Le 7 avril 1908, Adrien Taveau de Morthemer, maire de Montamisé, célèbre en la mairie le mariage de Laverré Armand, Joseph, Emile, cultivateur, âgé de 20 ans, demeurant au village de Mortier, il est le fils de Laverré François, Aimé, Armand, cultivateur et de Deschamps Eulalie, Henriette, Sara. La mariée est Thomas Henriette (et non Germaine, comme indiqué dans « l’Avenir de la Vienne ») âgée de 15 ans, demeurant avec ses parents au bourg de Montamisé, elle est la fille de Thomas Henri, cultivateur et Fouquet Rosalie, Louise.

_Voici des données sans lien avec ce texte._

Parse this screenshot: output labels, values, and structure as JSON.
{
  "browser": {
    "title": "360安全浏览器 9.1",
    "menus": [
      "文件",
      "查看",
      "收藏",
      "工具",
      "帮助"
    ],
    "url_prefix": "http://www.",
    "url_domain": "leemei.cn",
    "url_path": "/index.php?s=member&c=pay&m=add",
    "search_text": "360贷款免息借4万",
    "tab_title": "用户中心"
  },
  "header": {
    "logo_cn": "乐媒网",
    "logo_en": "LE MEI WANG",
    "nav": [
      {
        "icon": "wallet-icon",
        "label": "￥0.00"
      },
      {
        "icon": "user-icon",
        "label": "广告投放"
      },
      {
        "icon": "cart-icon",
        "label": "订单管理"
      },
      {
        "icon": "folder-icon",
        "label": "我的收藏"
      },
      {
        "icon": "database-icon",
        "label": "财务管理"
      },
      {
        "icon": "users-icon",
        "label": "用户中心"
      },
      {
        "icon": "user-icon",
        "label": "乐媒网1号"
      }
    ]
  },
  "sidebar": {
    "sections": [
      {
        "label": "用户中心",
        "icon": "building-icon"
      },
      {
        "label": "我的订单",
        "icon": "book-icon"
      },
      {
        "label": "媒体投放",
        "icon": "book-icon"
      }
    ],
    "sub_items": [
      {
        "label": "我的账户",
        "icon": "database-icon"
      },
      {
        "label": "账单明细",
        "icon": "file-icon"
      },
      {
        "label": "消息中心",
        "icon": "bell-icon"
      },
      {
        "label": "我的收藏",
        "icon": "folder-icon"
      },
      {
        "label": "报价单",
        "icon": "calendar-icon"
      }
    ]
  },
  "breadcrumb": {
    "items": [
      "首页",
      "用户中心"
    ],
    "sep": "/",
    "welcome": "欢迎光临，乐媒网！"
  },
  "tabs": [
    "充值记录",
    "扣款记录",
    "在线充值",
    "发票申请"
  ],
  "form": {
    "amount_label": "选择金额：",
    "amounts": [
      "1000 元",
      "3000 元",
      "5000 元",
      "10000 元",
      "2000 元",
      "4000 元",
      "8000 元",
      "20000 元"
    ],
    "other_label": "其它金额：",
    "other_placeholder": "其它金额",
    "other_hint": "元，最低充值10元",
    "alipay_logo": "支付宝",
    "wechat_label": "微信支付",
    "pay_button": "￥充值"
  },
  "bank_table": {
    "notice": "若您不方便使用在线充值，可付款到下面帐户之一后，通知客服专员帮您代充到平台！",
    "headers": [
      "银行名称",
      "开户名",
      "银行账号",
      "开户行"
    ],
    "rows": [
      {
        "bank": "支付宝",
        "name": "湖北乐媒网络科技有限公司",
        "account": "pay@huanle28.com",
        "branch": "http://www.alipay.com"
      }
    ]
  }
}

Les témoins du mariage sont : Laverré François, âgé de 22 ans, cultivateur, frère de l’époux demeurant au dit Mortier et de Bachon Sylvain, propriétaire, âgé de 41 ans, oncle maternel de l’époux demeurant au bourg de Montamisé d’une part de Thomas Victor, cultivateur, âgé de 35 ans oncle de l’épouse demeurant à Montamisé, de Fouquet Auguste, cultivateur, âgé de 41 ans oncle maternel de l’épouse demeurant à Poitiers.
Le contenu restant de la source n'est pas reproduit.